Class CsvSchemaCreator

java.lang.Object
com.illumon.iris.importers.CsvSchemaCreator

public class CsvSchemaCreator extends Object
Reads a CSV file and attempts to infer column data types and create appropriate schema and importer instructions. Also legalizes column names and adds corresponding ImportColumn entries for translation of column names.
  • Constructor Summary

    Constructors
    Constructor
    Description
    CsvSchemaCreator(com.fishlib.io.logger.Logger log, StatusCallback progress)
     
  • Method Summary

    Modifier and Type
    Method
    Description
    getInitializedCsvImporterHelper(File sourceFile, String fileFormat, char delimiter, int skipHeaderLines, int skipFooterLines, boolean trim, boolean noHeader, List<String> columnNames, com.fishlib.io.logger.Logger log)
    Sets up and returns a CsvImporterHelper to provide column details and record parsing capabilities.
    getTableSchema(String namespace, String table, String groupingColumn, String partitionColumn, String sourceName, String sourcePartitionColumn, String fileFormat, char delimiter, int skipHeaderLines, int skipFooterLines, File sourceFile, boolean bestFit, boolean trim, boolean noHeader, List<String> columnNames, boolean logProgress, int maxRows)
    Get an XML String of table schema based on a file and user-provided options.
    getTableSchema(String namespace, String table, String groupingColumn, String partitionColumn, String sourceName, String sourcePartitionColumn, String fileFormat, char delimiter, int skipHeaderLines, int skipFooterLines, File sourceFile, boolean bestFit, boolean trim, boolean noHeader, List<String> columnNames, boolean logProgress, int maxRows, CasingStyle casingStyle, String replacement)
    Get an XML String of table schema based on a file and user-provided options.
    static void
    main(String... args)
    Regular main entry point, used when this module is called from a java command line, or from an IntelliJ run configuration.

    Methods inherited from class java.lang.Object

    clone, equals, finalize, getClass, hashCode, notify, notifyAll, toString, wait, wait, wait
  • Constructor Details

    • CsvSchemaCreator

      public CsvSchemaCreator(@NotNull com.fishlib.io.logger.Logger log, StatusCallback progress)
  • Method Details

    • getInitializedCsvImporterHelper

      public static CsvImporterHelper getInitializedCsvImporterHelper(@NotNull File sourceFile, String fileFormat, char delimiter, int skipHeaderLines, int skipFooterLines, boolean trim, boolean noHeader, List<String> columnNames, com.fishlib.io.logger.Logger log)
      Sets up and returns a CsvImporterHelper to provide column details and record parsing capabilities.
      Parameters:
      sourceFile - File object pointing to the CSV file to be analyzed.
      fileFormat - Apache CSV Parser file format name.
      delimiter - Single character delimiter.
      skipHeaderLines - Number of lines to skip at the top of the file before trying to read the header row.
      skipFooterLines - Number of lines to skip from the end of the file.
      trim - Whether to trim data around values between delimiters.
      noHeader - Indicates that the source file does not include a header row with column names.
      log - An Iris event logger object.
      Returns:
      A CsvImporterHelper that can process the passed sourceFile.
    • getTableSchema

      public String getTableSchema(String namespace, String table, String groupingColumn, String partitionColumn, String sourceName, String sourcePartitionColumn, String fileFormat, char delimiter, int skipHeaderLines, int skipFooterLines, File sourceFile, boolean bestFit, boolean trim, boolean noHeader, List<String> columnNames, boolean logProgress, int maxRows)
      Get an XML String of table schema based on a file and user-provided options.

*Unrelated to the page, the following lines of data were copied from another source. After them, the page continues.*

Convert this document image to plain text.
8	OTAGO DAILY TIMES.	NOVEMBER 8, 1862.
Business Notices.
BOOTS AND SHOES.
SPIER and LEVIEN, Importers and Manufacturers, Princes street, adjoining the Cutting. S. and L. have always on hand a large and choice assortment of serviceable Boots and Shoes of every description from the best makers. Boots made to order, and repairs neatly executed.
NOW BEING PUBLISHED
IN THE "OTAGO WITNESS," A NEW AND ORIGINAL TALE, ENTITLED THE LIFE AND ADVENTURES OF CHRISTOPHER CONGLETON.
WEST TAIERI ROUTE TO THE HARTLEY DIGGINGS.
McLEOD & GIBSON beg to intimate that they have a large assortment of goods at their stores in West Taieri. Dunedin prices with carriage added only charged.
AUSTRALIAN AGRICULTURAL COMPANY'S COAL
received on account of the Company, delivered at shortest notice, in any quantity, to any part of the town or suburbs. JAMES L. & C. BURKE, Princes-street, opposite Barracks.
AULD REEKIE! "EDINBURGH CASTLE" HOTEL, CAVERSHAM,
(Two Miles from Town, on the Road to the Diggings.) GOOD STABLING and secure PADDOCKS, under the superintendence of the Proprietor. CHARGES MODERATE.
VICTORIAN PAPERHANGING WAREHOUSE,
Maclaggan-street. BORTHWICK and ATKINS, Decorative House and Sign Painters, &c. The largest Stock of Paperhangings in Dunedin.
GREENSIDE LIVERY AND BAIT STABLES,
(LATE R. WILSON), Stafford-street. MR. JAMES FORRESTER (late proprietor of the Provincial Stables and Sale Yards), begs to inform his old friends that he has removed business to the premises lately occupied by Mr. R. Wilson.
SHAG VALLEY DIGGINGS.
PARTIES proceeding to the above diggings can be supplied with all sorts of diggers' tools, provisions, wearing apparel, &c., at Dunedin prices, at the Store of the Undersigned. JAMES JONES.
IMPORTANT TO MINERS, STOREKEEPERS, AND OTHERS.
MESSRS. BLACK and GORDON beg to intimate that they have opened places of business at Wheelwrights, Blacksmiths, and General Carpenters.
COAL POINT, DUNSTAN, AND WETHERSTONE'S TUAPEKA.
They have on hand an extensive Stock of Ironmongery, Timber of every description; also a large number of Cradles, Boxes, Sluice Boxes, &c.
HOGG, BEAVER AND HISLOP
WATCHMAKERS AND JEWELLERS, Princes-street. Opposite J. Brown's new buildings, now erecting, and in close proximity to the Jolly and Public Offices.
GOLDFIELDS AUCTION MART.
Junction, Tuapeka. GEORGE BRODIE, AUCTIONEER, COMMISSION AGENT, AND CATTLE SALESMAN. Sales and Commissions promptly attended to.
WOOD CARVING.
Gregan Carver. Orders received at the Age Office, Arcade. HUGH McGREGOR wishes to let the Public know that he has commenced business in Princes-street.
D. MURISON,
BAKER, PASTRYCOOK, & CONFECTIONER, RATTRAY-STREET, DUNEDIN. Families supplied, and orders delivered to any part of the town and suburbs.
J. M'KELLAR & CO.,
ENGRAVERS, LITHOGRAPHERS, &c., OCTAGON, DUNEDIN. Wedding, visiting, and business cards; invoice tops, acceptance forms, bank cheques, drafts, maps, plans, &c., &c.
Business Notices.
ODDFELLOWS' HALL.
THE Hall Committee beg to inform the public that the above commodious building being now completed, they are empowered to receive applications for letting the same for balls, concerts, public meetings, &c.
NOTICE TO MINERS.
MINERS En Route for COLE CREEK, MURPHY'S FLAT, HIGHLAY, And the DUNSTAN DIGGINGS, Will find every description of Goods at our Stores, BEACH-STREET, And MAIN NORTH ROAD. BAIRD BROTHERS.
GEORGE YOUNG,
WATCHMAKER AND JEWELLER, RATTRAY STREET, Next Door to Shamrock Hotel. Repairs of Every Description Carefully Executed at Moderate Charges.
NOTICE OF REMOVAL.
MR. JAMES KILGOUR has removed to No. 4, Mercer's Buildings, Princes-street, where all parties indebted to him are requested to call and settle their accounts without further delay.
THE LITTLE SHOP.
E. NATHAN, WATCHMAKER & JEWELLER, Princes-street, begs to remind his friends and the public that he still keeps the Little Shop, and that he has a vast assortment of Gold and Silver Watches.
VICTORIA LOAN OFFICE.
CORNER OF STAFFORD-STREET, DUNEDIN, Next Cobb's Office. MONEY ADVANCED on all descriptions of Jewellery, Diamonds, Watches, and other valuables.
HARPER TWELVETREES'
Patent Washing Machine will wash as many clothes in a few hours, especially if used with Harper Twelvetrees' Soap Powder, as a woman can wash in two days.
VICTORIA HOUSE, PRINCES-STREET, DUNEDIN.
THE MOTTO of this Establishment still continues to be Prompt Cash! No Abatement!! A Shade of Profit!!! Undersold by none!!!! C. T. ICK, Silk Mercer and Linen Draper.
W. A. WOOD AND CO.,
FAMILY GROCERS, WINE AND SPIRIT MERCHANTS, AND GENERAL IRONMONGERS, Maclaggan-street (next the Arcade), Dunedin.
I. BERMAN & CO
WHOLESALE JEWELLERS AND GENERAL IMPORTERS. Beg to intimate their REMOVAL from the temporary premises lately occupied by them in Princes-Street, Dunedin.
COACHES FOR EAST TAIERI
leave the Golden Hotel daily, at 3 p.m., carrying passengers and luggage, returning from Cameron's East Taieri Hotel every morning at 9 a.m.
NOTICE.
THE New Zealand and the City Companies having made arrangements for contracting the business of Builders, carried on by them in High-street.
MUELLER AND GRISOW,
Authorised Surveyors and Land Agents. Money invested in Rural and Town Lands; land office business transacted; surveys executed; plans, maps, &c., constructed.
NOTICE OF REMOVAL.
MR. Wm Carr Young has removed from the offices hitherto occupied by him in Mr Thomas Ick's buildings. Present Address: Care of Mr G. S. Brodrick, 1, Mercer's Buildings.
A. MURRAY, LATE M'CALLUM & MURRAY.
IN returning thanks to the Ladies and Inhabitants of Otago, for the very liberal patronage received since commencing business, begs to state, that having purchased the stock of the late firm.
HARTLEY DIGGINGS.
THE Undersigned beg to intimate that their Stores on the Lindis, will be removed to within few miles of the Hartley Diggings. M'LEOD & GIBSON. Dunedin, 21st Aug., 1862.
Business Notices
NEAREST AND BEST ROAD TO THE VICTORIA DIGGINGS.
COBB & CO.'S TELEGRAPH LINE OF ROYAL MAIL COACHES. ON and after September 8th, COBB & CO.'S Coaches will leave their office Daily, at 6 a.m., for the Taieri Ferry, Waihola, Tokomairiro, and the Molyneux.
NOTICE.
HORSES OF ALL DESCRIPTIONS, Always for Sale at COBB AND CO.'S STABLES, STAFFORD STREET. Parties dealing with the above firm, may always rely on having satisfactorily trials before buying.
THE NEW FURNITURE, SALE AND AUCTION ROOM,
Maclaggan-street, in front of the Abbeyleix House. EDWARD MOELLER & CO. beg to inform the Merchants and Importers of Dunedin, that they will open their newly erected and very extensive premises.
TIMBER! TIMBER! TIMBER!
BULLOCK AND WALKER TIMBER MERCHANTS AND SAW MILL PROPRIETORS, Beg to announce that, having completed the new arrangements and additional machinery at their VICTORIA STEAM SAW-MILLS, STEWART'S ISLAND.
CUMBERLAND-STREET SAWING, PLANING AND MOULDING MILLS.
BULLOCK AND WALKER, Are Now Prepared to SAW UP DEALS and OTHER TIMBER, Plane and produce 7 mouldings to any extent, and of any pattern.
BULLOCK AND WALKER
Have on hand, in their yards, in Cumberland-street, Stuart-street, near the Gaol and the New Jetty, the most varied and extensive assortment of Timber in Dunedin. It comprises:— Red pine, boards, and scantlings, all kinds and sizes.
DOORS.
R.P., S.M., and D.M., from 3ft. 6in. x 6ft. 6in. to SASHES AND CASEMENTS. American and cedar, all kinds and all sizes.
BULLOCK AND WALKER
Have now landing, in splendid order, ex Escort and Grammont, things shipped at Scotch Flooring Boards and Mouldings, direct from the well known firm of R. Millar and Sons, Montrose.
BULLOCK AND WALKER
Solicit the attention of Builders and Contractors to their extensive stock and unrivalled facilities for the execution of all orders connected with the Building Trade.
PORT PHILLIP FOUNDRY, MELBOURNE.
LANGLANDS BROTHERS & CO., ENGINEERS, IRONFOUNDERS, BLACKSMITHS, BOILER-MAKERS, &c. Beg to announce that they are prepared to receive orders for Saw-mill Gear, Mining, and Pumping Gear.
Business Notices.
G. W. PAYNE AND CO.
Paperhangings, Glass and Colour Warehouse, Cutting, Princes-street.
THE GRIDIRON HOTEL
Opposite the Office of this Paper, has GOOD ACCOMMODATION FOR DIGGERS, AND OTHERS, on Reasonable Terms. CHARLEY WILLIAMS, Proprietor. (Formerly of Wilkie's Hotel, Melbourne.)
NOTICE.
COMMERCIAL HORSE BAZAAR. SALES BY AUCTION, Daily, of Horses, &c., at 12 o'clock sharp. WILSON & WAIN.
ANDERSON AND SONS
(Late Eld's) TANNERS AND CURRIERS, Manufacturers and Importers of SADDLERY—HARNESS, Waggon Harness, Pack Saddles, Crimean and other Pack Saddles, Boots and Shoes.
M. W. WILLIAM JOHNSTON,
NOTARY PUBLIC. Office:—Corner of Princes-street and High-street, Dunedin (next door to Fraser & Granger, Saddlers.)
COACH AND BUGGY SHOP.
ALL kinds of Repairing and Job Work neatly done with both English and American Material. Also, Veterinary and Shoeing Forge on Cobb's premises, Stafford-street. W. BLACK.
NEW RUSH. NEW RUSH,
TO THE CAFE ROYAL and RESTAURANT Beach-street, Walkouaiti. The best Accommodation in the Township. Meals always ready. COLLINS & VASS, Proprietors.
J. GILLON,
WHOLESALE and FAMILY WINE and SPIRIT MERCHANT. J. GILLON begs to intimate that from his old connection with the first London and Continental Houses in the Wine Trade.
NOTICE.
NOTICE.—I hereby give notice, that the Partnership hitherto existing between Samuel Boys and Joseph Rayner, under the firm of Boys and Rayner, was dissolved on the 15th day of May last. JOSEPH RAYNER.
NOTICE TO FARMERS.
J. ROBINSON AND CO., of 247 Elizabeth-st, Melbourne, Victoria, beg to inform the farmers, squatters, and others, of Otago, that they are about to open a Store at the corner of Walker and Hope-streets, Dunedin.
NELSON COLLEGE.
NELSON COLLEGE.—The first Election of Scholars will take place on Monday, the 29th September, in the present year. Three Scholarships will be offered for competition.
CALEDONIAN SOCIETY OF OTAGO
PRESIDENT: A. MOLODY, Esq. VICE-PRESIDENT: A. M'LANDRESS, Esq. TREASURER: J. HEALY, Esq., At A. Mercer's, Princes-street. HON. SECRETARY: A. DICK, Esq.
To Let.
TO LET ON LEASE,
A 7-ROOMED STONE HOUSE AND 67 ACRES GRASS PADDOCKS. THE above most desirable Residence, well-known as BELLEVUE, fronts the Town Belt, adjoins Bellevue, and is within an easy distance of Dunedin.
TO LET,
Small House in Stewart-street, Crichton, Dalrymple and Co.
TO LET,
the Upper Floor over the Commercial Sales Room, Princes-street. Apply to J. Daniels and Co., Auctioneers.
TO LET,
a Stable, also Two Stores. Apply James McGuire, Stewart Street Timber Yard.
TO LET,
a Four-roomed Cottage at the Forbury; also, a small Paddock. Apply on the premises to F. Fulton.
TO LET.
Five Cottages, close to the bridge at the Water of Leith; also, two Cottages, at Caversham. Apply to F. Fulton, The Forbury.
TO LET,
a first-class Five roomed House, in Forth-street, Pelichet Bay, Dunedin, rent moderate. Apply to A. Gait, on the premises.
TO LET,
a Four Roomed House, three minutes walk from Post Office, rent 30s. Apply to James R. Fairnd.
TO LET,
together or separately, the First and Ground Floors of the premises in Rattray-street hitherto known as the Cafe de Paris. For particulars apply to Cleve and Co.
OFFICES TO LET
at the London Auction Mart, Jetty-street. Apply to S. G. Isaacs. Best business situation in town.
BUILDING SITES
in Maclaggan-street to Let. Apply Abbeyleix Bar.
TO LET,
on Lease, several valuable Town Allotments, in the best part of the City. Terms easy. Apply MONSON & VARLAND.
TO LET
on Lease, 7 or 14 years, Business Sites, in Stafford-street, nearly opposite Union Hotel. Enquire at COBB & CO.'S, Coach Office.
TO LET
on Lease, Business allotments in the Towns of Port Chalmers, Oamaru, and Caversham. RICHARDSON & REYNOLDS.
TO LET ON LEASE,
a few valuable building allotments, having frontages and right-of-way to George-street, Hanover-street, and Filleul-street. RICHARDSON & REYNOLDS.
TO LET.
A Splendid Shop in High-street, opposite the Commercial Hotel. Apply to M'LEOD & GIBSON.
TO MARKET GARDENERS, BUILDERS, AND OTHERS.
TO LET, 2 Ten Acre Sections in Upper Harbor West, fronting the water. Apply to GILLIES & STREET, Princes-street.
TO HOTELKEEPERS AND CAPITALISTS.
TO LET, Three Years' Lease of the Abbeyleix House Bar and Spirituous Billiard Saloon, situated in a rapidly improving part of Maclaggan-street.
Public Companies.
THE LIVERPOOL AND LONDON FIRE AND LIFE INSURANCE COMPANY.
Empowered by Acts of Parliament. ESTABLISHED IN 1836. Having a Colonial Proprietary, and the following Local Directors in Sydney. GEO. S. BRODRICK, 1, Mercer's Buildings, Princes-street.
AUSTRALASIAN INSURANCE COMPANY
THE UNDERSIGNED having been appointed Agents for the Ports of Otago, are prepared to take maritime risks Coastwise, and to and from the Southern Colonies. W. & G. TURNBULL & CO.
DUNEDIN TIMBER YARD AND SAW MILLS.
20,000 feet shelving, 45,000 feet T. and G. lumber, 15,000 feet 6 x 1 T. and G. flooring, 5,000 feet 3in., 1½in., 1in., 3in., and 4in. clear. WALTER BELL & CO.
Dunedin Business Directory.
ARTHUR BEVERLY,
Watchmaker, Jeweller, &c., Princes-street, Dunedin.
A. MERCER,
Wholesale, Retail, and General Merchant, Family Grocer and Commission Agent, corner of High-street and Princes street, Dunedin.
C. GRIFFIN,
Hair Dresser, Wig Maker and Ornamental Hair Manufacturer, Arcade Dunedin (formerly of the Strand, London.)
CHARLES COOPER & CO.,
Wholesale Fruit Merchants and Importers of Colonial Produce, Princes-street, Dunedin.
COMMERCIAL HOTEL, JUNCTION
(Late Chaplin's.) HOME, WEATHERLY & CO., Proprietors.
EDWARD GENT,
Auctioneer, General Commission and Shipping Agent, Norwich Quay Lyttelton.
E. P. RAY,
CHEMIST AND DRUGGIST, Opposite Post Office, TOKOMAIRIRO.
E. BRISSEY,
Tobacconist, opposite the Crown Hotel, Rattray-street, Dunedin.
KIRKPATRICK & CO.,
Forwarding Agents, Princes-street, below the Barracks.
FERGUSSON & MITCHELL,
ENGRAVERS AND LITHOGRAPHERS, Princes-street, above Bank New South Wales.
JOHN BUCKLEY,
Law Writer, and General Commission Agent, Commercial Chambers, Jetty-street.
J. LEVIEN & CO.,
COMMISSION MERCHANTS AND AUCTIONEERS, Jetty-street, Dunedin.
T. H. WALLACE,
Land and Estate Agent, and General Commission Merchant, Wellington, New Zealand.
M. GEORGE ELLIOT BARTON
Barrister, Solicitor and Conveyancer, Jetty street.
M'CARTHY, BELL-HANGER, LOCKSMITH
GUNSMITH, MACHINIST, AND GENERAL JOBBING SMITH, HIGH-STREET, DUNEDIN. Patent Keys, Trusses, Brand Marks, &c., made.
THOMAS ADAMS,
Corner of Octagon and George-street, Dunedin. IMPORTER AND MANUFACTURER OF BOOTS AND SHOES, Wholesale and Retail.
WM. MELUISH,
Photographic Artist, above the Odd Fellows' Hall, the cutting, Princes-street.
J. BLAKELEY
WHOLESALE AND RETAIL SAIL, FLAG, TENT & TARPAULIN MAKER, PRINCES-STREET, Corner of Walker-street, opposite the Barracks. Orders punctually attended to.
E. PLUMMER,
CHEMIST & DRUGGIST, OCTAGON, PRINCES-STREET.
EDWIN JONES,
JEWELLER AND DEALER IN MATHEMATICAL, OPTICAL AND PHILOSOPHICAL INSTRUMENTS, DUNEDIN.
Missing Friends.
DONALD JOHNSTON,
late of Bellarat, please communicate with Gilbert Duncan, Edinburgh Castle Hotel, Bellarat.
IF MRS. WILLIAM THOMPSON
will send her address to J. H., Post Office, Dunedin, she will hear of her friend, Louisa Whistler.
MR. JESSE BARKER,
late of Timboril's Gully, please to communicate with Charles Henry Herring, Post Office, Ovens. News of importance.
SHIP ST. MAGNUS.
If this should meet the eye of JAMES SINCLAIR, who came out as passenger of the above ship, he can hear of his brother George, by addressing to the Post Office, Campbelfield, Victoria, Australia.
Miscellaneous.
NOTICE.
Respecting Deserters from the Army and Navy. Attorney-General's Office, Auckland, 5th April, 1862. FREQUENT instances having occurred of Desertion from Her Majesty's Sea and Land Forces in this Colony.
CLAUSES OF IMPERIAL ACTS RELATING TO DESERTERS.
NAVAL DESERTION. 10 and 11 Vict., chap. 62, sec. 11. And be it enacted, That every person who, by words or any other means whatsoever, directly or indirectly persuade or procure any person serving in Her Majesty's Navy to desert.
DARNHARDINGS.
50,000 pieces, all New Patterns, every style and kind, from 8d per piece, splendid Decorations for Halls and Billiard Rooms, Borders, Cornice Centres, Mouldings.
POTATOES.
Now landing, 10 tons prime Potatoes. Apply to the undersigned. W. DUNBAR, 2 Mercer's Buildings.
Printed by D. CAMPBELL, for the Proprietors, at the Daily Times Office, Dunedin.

This method is public so other applications, like the Schema Editor, can use it.
      Parameters:
      namespace - Namespace to use for the new schema.
      table - Table name to use for the new schema.
      groupingColumn - Optional single column name to mark as a Grouping column.
      partitionColumn - Which column to use as the Partitioning column.
      sourceName - Name to use for the CSV InputSource.
      sourcePartitionColumn - Column name in the source data to use for multi-partition imports
      fileFormat - Apache CSV Parser file format name.
      delimiter - Single character delimiter.
      skipHeaderLines - Number of lines to skip at the top of the file before trying to read the header row.
      skipFooterLines - Number of lines to skip from the end of the file.
      sourceFile - File object pointing to the CSV file to be analyzed.
      bestFit - Whether to try to use smaller types (true), like int and float, or just to use bigger types, like long and double.
      trim - Whether to trim data around values between delimiters.
      noHeader - Indicates that the CSV does not include a header with column names.
      logProgress - Whether to update the log with progress percentages.
      maxRows - A maximum number of rows to read, rather than reading the whole file. A value of zero or less means to read the whole file.
      Returns:
      A String with the XML of derived table schema and CSV import instructions.
    • getTableSchema

      public String getTableSchema(String namespace, String table, String groupingColumn, String partitionColumn, String sourceName, String sourcePartitionColumn, String fileFormat, char delimiter, int skipHeaderLines, int skipFooterLines, File sourceFile, boolean bestFit, boolean trim, boolean noHeader, List<String> columnNames, boolean logProgress, int maxRows, CasingStyle casingStyle, String replacement)
      Get an XML String of table schema based on a file and user-provided options. This method is public so other applications, like the Schema Editor, can use it.
      Parameters:
      namespace - Namespace to use for the new schema.
      table - Table name to use for the new schema.
      groupingColumn - Optional single column name to mark as a Grouping column.
      partitionColumn - Which column to use as the Partitioning column.
      sourceName - Name to use for the CSV InputSource.
      sourcePartitionColumn - Column name in the source data to use for multi-partition imports
      fileFormat - Apache CSV Parser file format name.
      delimiter - Single character delimiter.
      skipHeaderLines - Number of lines to skip at the top of the file before trying to read the header row.
      skipFooterLines - Number of lines to skip from the end of the file.
      sourceFile - File object pointing to the CSV file to be analyzed.
      bestFit - Whether to try to use smaller types (true), like int and float, or just to use bigger types, like long and double.
      trim - Whether to trim data around values between delimiters.
      noHeader - Indicates that the CSV does not include a header with column names.
      logProgress - Whether to update the log with progress percentages.
      maxRows - A maximum number of rows to read, rather than reading the whole file. A value of zero or less means to read the whole file.
      casingStyle - if not null, CasingStyle to apply to column names - None or null = no change to casing
      replacement - character, or empty String, to use for replacments of space or hyphen in source column names
      Returns:
      A String with the XML of derived table schema and CSV import instructions.
    • main

      public static void main(String... args)
      Regular main entry point, used when this module is called from a java command line, or from an IntelliJ run configuration.
      Parameters:
      args - Varargs list of arguments in Apache CLI format